This sort of worry bears a striking resemblance to worries about the rise of Catholic minorities in the west a century and a half ago. Cuase for concern? Perhaps. Sharia law should obviously not be permitted in any form. But it's certainly not unprecedented, and not civilisation-sinking.


----------



## Spanky (5 Jan 2011)

jhk87 said:
			
		

> This sort of worry bears a striking resemblance to worries about the rise of Catholic minorities in the west a century and a half ago. Cuase for concern? Perhaps. Sharia law should obviously not be permitted in any form.

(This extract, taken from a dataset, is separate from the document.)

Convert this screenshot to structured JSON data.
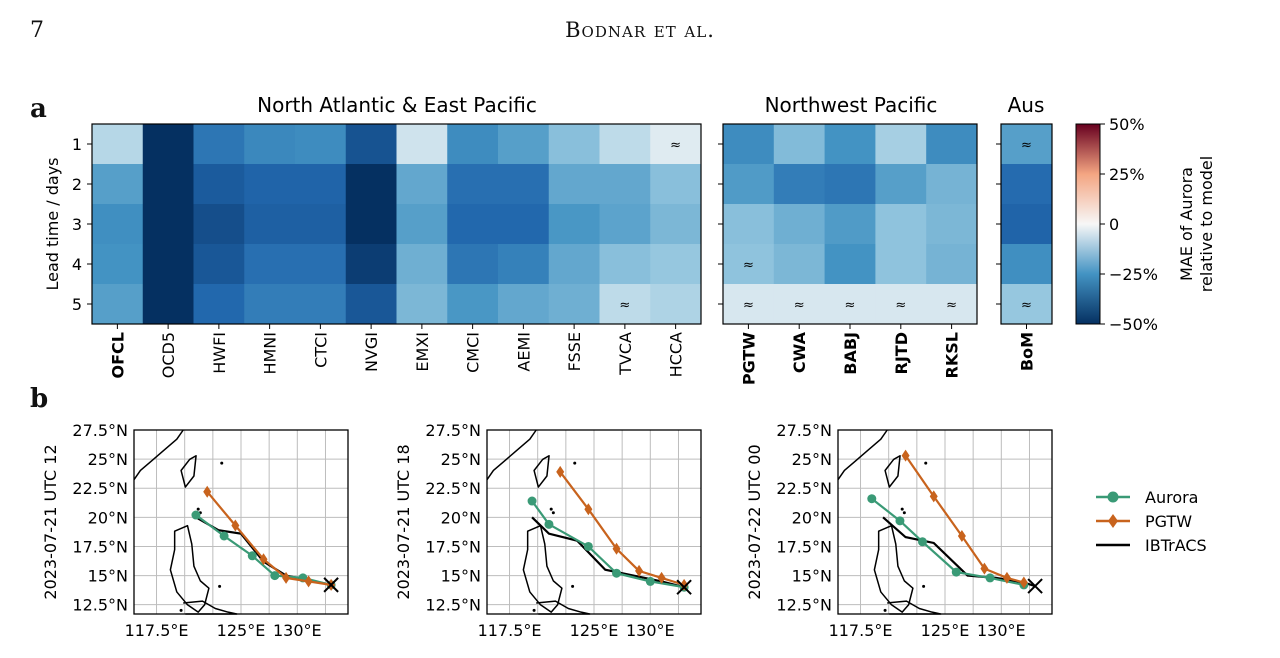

But it's certainly not unprecedented, and not civilisation-sinking.


What Catholic minorities would that be?


----------



## jhk87 (5 Jan 2011)

Spanky said:
			
		

> What Catholic minorities would that be?



In the US, mostly Italians and Irish - who, by the way, mad a disproportionate amount of the US infatry in the Second World War.

In Canada, more of the same, although there were concerns in the west about both Catholic and Orthodox communities.


----------



## PuckChaser (5 Jan 2011)

But did they start making their own laws that fly in the face of the law of the land? Probably not.


----------



## jhk87 (5 Jan 2011)

PuckChaser said:
			
		

> But did they start making their own laws that fly in the face of the law of the land? Probably not.



Actually, given that sermons were often political and that the Italians operated a rather large mafia, yes.


----------



## Scott (5 Jan 2011)

That's it. I've had enough of your "actually"s.

And you've yet to respond to my PM's or request.

Consider yourself on silent mode until you learn and grow up


----------



## Sapplicant (5 Jan 2011)

jhk87 said:
			
		

> Actually, given that sermons were often political and that the Italians operated a rather large mafia, yes.



The Catholic Church and *Sicilian* Mafia vs. Islam and Al Qaida. Think very hard about that. Very hard.


----------



## PuckChaser (5 Jan 2011)

Yeah, I was going to respond but he's been muted. He even tried to email me, but he won't answer mod PMs? Not worth my time.


----------



## Scott (6 Jan 2011)

PuckChaser said:
			
		

> Yeah, I was going to respond but he's been muted. *He even tried to email me, but he won't answer mod PMs? Not worth my time.*



Running theme of his. We'll see how he answers mine now that he's been muted. Until then let's keep it on topic, please.

Scott
Staff


----------